I’ve always liked deconstructed fairy tales, whether it’s through the works of Gregory Maguire or Robin McKinley. Fairy tales are always so distant—you’re not reading a story, you’re reading a lesson. When Cinderella, Snow White, or Sleeping Beauty gets a face and a voice, the tale is personalized. You’re invested. So, Beauty, a novel by Sherri S. Tepper didn’t have to work that hard to snag me. Unfortunately, things then turned weird.
Beauty, the daughter of a duke and a mysterious missing woman, is a loquacious, vain teenager in the 15th century. When she discovers that a curse is to be laid on her when she turns 16, Beauty escapes into the world, leaving her half-sister behind to take the brunt of a sleeping curse that spans a century. Fine, this I can handle. Suddenly, she stumbles upon a film crew from the deep end of twenty-first century sent to film a documentary about the end of magic.

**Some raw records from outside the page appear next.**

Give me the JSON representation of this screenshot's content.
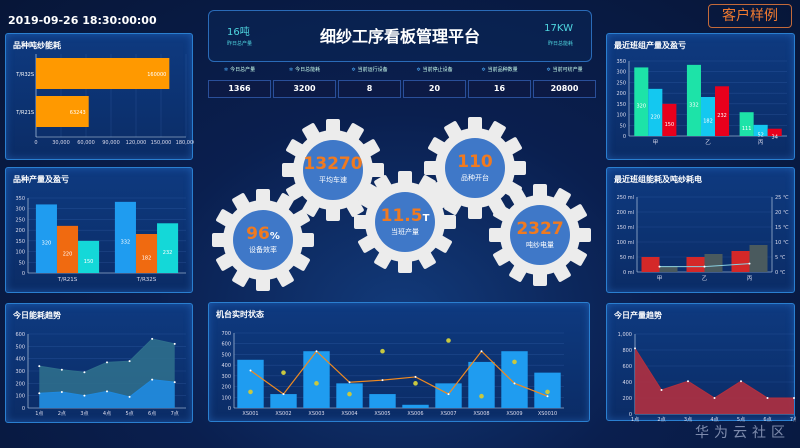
{
  "datetime": "2019-09-26 18:30:00:00",
  "brand": "客户样例",
  "header": {
    "title": "细纱工序看板管理平台",
    "left_value": "16吨",
    "left_label": "昨日总产量",
    "right_value": "17KW",
    "right_label": "昨日总能耗"
  },
  "kpis": [
    {
      "label": "今日总产量",
      "value": "1366"
    },
    {
      "label": "今日总能耗",
      "value": "3200"
    },
    {
      "label": "当前运行设备",
      "value": "8"
    },
    {
      "label": "当前停止设备",
      "value": "20"
    },
    {
      "label": "当前品种数量",
      "value": "16"
    },
    {
      "label": "当前可纺产量",
      "value": "20800"
    }
  ],
  "gears": [
    {
      "value": "96",
      "unit": "%",
      "label": "设备效率"
    },
    {
      "value": "13270",
      "unit": "",
      "label": "平均车速"
    },
    {
      "value": "11.5",
      "unit": "T",
      "label": "当班产量"
    },
    {
      "value": "110",
      "unit": "",
      "label": "品种开台"
    },
    {
      "value": "2327",
      "unit": "",
      "label": "吨纱电量"
    }
  ],
  "watermark": "华为云社区",
  "colors": {
    "orange": "#ff9900",
    "blue": "#1f9cf0",
    "cyan": "#14d8d8",
    "green": "#1de3a8",
    "red": "#e8001c",
    "accent_orange": "#f07a20"
  },
  "chart_data": [
    {
      "id": "c1",
      "title": "品种吨纱能耗",
      "type": "bar",
      "orientation": "horizontal",
      "categories": [
        "T/R32S",
        "T/R21S"
      ],
      "values": [
        160000,
        63243
      ],
      "data_labels": [
        "160000",
        "63243"
      ],
      "xlim": [
        0,
        180000
      ],
      "xticks": [
        "0",
        "30,000",
        "60,000",
        "90,000",
        "120,000",
        "150,000",
        "180,000"
      ],
      "color": "#ff9900"
    },
    {
      "id": "c2",
      "title": "品种产量及盈亏",
      "type": "bar",
      "categories": [
        "T/R21S",
        "T/R32S"
      ],
      "series": [
        {
          "values": [
            320,
            332
          ],
          "color": "#1f9cf0"
        },
        {
          "values": [
            220,
            182
          ],
          "color": "#f06a10"
        },
        {
          "values": [
            150,
            232
          ],
          "color": "#14d8d8"
        }
      ],
      "ylim": [
        0,
        350
      ],
      "yticks": [
        "0",
        "50",
        "100",
        "150",
        "200",
        "250",
        "300",
        "350"
      ]
    },
    {
      "id": "c3",
      "title": "今日能耗趋势",
      "type": "area",
      "categories": [
        "1点",
        "2点",
        "3点",
        "4点",
        "5点",
        "6点",
        "7点"
      ],
      "series": [
        {
          "values": [
            340,
            310,
            290,
            370,
            380,
            560,
            520
          ],
          "color": "#2e6e8c"
        },
        {
          "values": [
            120,
            130,
            100,
            135,
            90,
            230,
            210
          ],
          "color": "#1f8ae0"
        }
      ],
      "ylim": [
        0,
        600
      ],
      "yticks": [
        "0",
        "100",
        "200",
        "300",
        "400",
        "500",
        "600"
      ]
    },
    {
      "id": "c4",
      "title": "机台实时状态",
      "type": "bar+line+scatter",
      "categories": [
        "XS001",
        "XS002",
        "XS003",
        "XS004",
        "XS005",
        "XS006",
        "XS007",
        "XS008",
        "XS009",
        "XS0010"
      ],
      "bars": [
        450,
        130,
        530,
        230,
        130,
        30,
        230,
        430,
        530,
        330
      ],
      "line": [
        350,
        130,
        530,
        240,
        260,
        290,
        130,
        530,
        230,
        110
      ],
      "scatter": [
        150,
        330,
        230,
        130,
        530,
        230,
        630,
        110,
        430,
        150
      ],
      "ylim": [
        0,
        700
      ],
      "yticks": [
        "0",
        "100",
        "200",
        "300",
        "400",
        "500",
        "600",
        "700"
      ]
    },
    {
      "id": "c5",
      "title": "最近班组产量及盈亏",
      "type": "bar",
      "categories": [
        "甲",
        "乙",
        "丙"
      ],
      "series": [
        {
          "values": [
            320,
            332,
            111
          ],
          "color": "#1de3a8"
        },
        {
          "values": [
            220,
            182,
            52
          ],
          "color": "#14c8f0"
        },
        {
          "values": [
            150,
            232,
            34
          ],
          "color": "#e8001c"
        }
      ],
      "ylim": [
        0,
        350
      ],
      "yticks": [
        "0",
        "50",
        "100",
        "150",
        "200",
        "250",
        "300",
        "350"
      ]
    },
    {
      "id": "c6",
      "title": "最近班组能耗及吨纱耗电",
      "type": "bar+line",
      "categories": [
        "甲",
        "乙",
        "丙"
      ],
      "series": [
        {
          "values": [
            50,
            50,
            70
          ],
          "color": "#d42828"
        },
        {
          "values": [
            20,
            60,
            90
          ],
          "color": "#4a5a5e"
        }
      ],
      "line": [
        1.8,
        1.8,
        2.8
      ],
      "ylim": [
        0,
        250
      ],
      "y2lim": [
        0,
        25
      ],
      "yticks": [
        "0 ml",
        "50 ml",
        "100 ml",
        "150 ml",
        "200 ml",
        "250 ml"
      ],
      "y2ticks": [
        "0 ℃",
        "5 ℃",
        "10 ℃",
        "15 ℃",
        "20 ℃",
        "25 ℃"
      ]
    },
    {
      "id": "c7",
      "title": "今日产量趋势",
      "type": "area",
      "categories": [
        "1点",
        "2点",
        "3点",
        "4点",
        "5点",
        "6点",
        "7点"
      ],
      "series": [
        {
          "values": [
            820,
            300,
            410,
            200,
            410,
            200,
            200
          ],
          "color": "#b03040"
        }
      ],
      "ylim": [
        0,
        1000
      ],
      "yticks": [
        "0",
        "200",
        "400",
        "600",
        "800",
        "1,000"
      ]
    }
  ]
}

Stolen away with the film makers, she explores the terrors of the 21st century, the calm before the storm of the 20th century, and then a world created and abandoned by an ancient writer.
Say what now? This is where I’ll stop because you have to read it for yourself.
Tepper, though an incredibly imaginative author, suffers from something that I think all writers battle: too many ideas. Beauty has so many swirling ideas that it’s difficult to pin them down and analyze. There’s environmentalism, a criticism of organized religion, a rant against those who create ugly works (mostly horror writers, for some reason), and the exploration of the worlds that writers create. Even just picking one of these themes would make for a thoughtful book, one that would allow readers to meditate on the message. Instead, Tepper’s novel doesn’t allow the reader to stop and think before throwing them into a swirling stew of ideas and opinions. If you love books that take you places that you have never been before, then this book is for you; if you want something straight forward, better leave this one in the bowels of Amazon.com.